While McIsaac tends to downplay her role, Reich said her hard work has been invaluable, making her feel equal and important, and helping her overcome any obstacle, once even carrying her up four flights of stairs after the pair encountered a broken elevator. One of her favorite memories with McIsaac, Reich said, is going to an Ed Sheeran concert, during which McIsaac held her up so she could dance and sing along with one of her favorite performers.
It was selfless acts like these that prompted Reich to nominate McIsaac for the 2018 Robert L. Carothers Servant Leadership Award, one of the three individual Rainville Award winners this year. Rainville Awards are among the most prestigious University awards.
It was no surprise to Reich, or likely anyone else who knows McIsaac, when she won.
“She helps anybody and everybody,” Reich said. “She was the perfect candidate. She’ll brighten up anyone’s day and give it her all.”
McIsaac has given it her all in her service, her classes and her leadership roles on campus. She’s found success as a student senator, an orientation leader, a student-athlete on the rowing team, the spirit director at the Student Alumni Association, the president of URI Rotaract, and a peer mentor at the Leadership Institute, where she got her start. Her efforts and achievements have not gone unnoticed by her peers, who’ve selected her as this year’s College of Nursing Commencement Speaker.
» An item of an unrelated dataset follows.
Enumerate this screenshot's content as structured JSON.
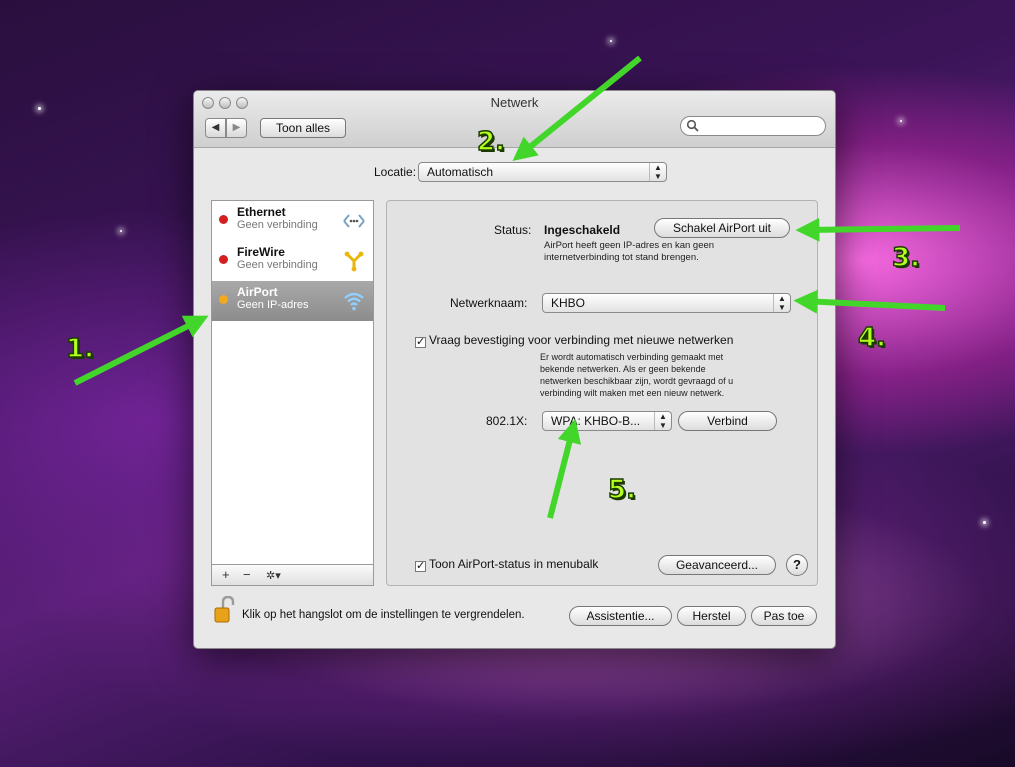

As she prepares to enter a nursing residency program in Nashville, Tennessee at Vanderbilt University Medical Center, she reflects back on her time at URI, saying the university provided her the best possible preparation.
“I’m sad to leave, but I’m very happy with the involvement I’ve had, and the opportunities I’ve been given, and the people I’ve met,” McIsaac said. “Although it is sad to leave, I couldn’t imagine any better college experience.”
Reich said she’s also sad to see McIsaac leave, but knows she’ll continue doing good in the world wherever she goes.
“There is nothing she can’t do,” Reich said.